Thomas’ campaign finance proposal would reduce the maximum PAC contribution from $5,000 to $1,000--the same amount individuals can give--and require that at least half a candidate’s funds come from individuals within the lawmaker’s district. He said this would bring “political power back to the local level, where it belongs.”
Moorhead said he would cut in half the current $5,000 PAC limit, and Gallegly said he would ban all such giving. Gallegly supports Thomas’ proposal to require fund-raising within home districts. Moorhead, however, called this impractical in a region such as Southern California, where professional and community interests tend to overlap district boundaries.
All three Republicans strongly oppose public financing. “That would add insult to injury to the American taxpayer,” Gallegly said. “They’re already paying enough, but to have someone elected with money out of their pocket that they didn’t want to start with would be unconscionable.”
Moorhead, Berman, Waxman and Beilenson said that the proposal that former Los Angeles County Supervisor Pete Schabarum is pushing to limit the terms of California’s congressmen to eight years would cripple the state’s delegation by removing its leaders in the House, committee and subcommittee chairmen, and ranking members. In general, they said that such action, borne of public frustration, would be a mistake.
“We would be turning people out just as they were getting to understand the institution, the legislative process, how to get things done, and denying voters the opportunity to continue to vote for them,” said Waxman, who was first elected in 1974. “It’s an over-simplistic way to deal with the fact there are some undesirable incumbents.”
Gallegly is the one Valley lawmaker with a different opinion. “A three- or four-term-type limit would probably make a lot of sense,” he said. “What we should be doing is finding ways to get more qualified people involved in government, hopefully more people from the private sector, rather than lawyers.
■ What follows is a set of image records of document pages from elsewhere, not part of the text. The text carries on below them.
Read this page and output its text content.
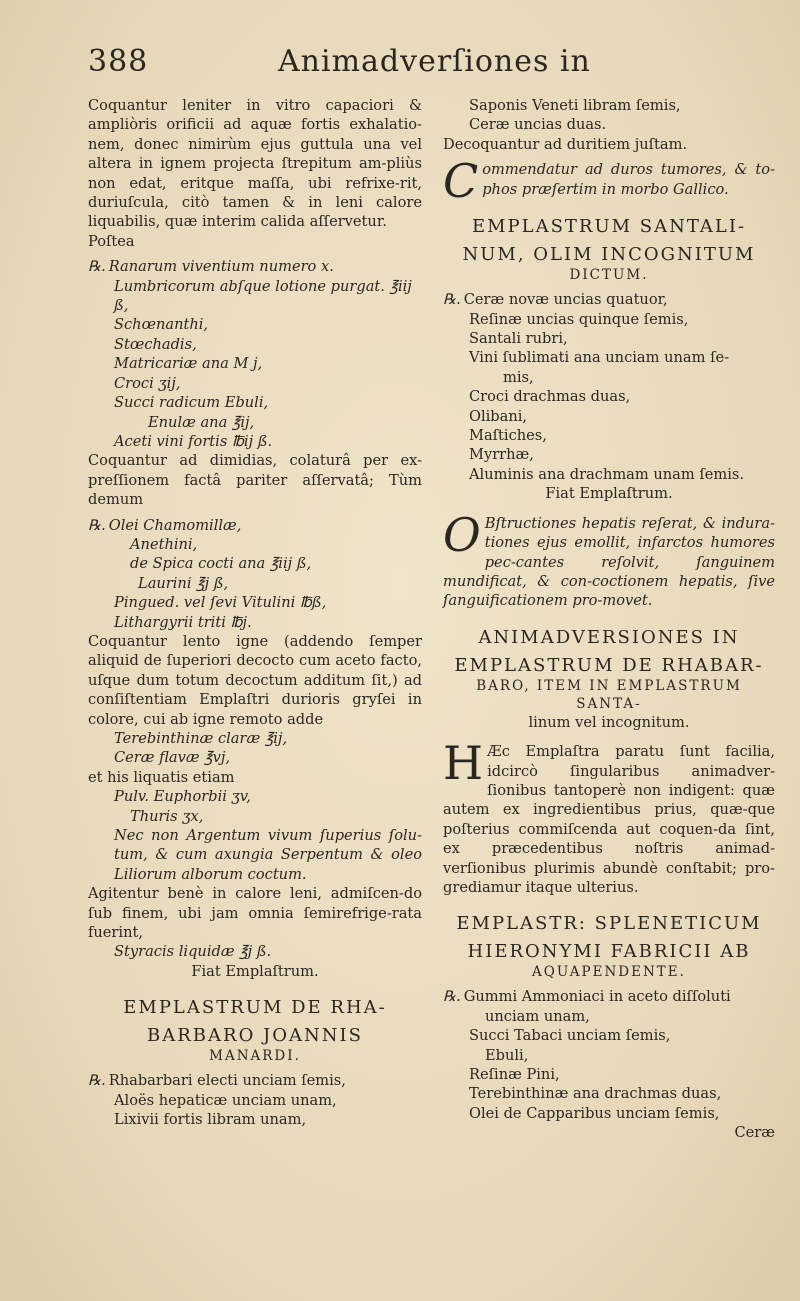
388	Animadverſiones in

Coquantur leniter in vitro capaciori & ampliòris orificii ad aquæ fortis exhalatio-nem, donec nimirùm ejus guttula una vel altera in ignem projecta ſtrepitum am-pliùs non edat, eritque maſſa, ubi refrixe-rit, duriuſcula, citò tamen & in leni calore liquabilis, quæ interim calida aſſervetur.

Poſtea

℞. Ranarum viventium numero x.

Lumbricorum abſque lotione purgat. ℥iij ß,

Schœnanthi,

Stœchadis,

Matricariæ ana M j,

Croci ʒij,

Succi radicum Ebuli,

Enulæ ana ℥ij,

Aceti vini fortis ℔ij ß.

Coquantur ad dimidias, colaturâ per ex-preſſionem factâ pariter aſſervatâ; Tùm demum

℞. Olei Chamomillæ,

Anethini,

de Spica cocti ana ℥iij ß,

Laurini ℥j ß,

Pingued. vel ſevi Vitulini ℔ß,

Lithargyrii triti ℔j.

Coquantur lento igne (addendo ſemper aliquid de ſuperiori decocto cum aceto facto, uſque dum totum decoctum additum ſit,) ad conſiſtentiam Emplaſtri durioris gryſei in colore, cui ab igne remoto adde

Terebinthinæ claræ ℥ij,

Ceræ flavæ ℥vj,

et his liquatis etiam

Pulv. Euphorbii ʒv,

Thuris ʒx,

Nec non Argentum vivum ſuperius ſolu-tum, & cum axungia Serpentum & oleo Liliorum alborum coctum.

Agitentur benè in calore leni, admiſcen-do ſub finem, ubi jam omnia ſemirefrige-rata fuerint,

Styracis liquidæ ℥j ß.

Fiat Emplaſtrum.

EMPLASTRUM DE RHA-

BARBARO JOANNIS

MANARDI.

℞. Rhabarbari electi unciam ſemis,

Aloës hepaticæ unciam unam,

Lixivii fortis libram unam,

Saponis Veneti libram ſemis,

Ceræ uncias duas.

Decoquantur ad duritiem juſtam.

Commendatur ad duros tumores, & to-phos præſertim in morbo Gallico.

EMPLASTRUM SANTALI-

NUM, OLIM INCOGNITUM

DICTUM.

℞. Ceræ novæ uncias quatuor,

Reſinæ uncias quinque ſemis,

Santali rubri,

Vini ſublimati ana unciam unam ſe-

mis,

Croci drachmas duas,

Olibani,

Maſtiches,

Myrrhæ,

Aluminis ana drachmam unam ſemis.

Fiat Emplaſtrum.

O Bſtructiones hepatis reſerat, & indura-tiones ejus emollit, infarctos humores pec-cantes reſolvit, ſanguinem mundificat, & con-coctionem hepatis, ſive ſanguificationem pro-movet.

ANIMADVERSIONES IN

EMPLASTRUM DE RHABAR-

BARO, ITEM IN EMPLASTRUM SANTA-

linum vel incognitum.

H Æc Emplaſtra paratu ſunt facilia, idcircò ſingularibus animadver-ſionibus tantoperè non indigent: quæ autem ex ingredientibus prius, quæ-que poſterius commiſcenda aut coquen-da ſint, ex præcedentibus noſtris animad-verſionibus plurimis abundè conſtabit; pro-grediamur itaque ulterius.

EMPLASTR: SPLENETICUM

HIERONYMI FABRICII AB

AQUAPENDENTE.

℞. Gummi Ammoniaci in aceto diſſoluti

unciam unam,

Succi Tabaci unciam ſemis,

Ebuli,

Reſinæ Pini,

Terebinthinæ ana drachmas duas,

Olei de Capparibus unciam ſemis,

Ceræ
We need more business minds in Congress, people who meet a budget.”
Berman suggested that term-limit supporters show their sincerity by imposing one on themselves. “It’s like people who say they are against the pay raise and then take the money,” he said. “They should be ready to self-impose it, or else they are just engaging in demagoguery.”
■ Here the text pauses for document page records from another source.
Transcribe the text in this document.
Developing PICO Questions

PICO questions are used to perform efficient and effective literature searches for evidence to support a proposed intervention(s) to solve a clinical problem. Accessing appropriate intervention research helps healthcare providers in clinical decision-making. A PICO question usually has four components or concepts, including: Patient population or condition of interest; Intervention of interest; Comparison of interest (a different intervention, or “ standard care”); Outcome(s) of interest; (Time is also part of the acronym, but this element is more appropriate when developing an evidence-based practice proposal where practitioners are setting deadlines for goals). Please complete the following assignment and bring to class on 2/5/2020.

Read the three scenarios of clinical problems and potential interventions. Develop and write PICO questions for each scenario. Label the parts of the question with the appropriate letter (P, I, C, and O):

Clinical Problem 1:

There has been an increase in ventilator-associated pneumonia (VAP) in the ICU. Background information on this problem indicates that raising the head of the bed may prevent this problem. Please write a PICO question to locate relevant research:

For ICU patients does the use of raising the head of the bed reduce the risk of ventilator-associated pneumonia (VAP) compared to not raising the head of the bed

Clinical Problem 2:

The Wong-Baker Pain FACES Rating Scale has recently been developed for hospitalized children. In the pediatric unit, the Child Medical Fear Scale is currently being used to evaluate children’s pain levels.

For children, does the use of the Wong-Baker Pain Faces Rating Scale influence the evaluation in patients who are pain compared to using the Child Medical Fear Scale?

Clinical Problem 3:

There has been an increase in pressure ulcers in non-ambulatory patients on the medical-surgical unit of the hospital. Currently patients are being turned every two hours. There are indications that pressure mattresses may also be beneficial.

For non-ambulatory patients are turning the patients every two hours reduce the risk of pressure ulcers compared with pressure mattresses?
In any case, Waxman predicted that many beleaguered members will simply decide to leave next year. “A lot of people are going to quit Congress because they feel so demoralized by these attacks,” he said. “When just being a congressman in the minds of some people means that you’ve committed a crime, many people are going to make a decision to quit.”
And Beilenson said he believes that the combination of new congressional districts and voter antipathy will cause additional seats to change hands at the polls as well.
“You will see a decent number of incumbents lose next year, a great many more than in recent years,” he said.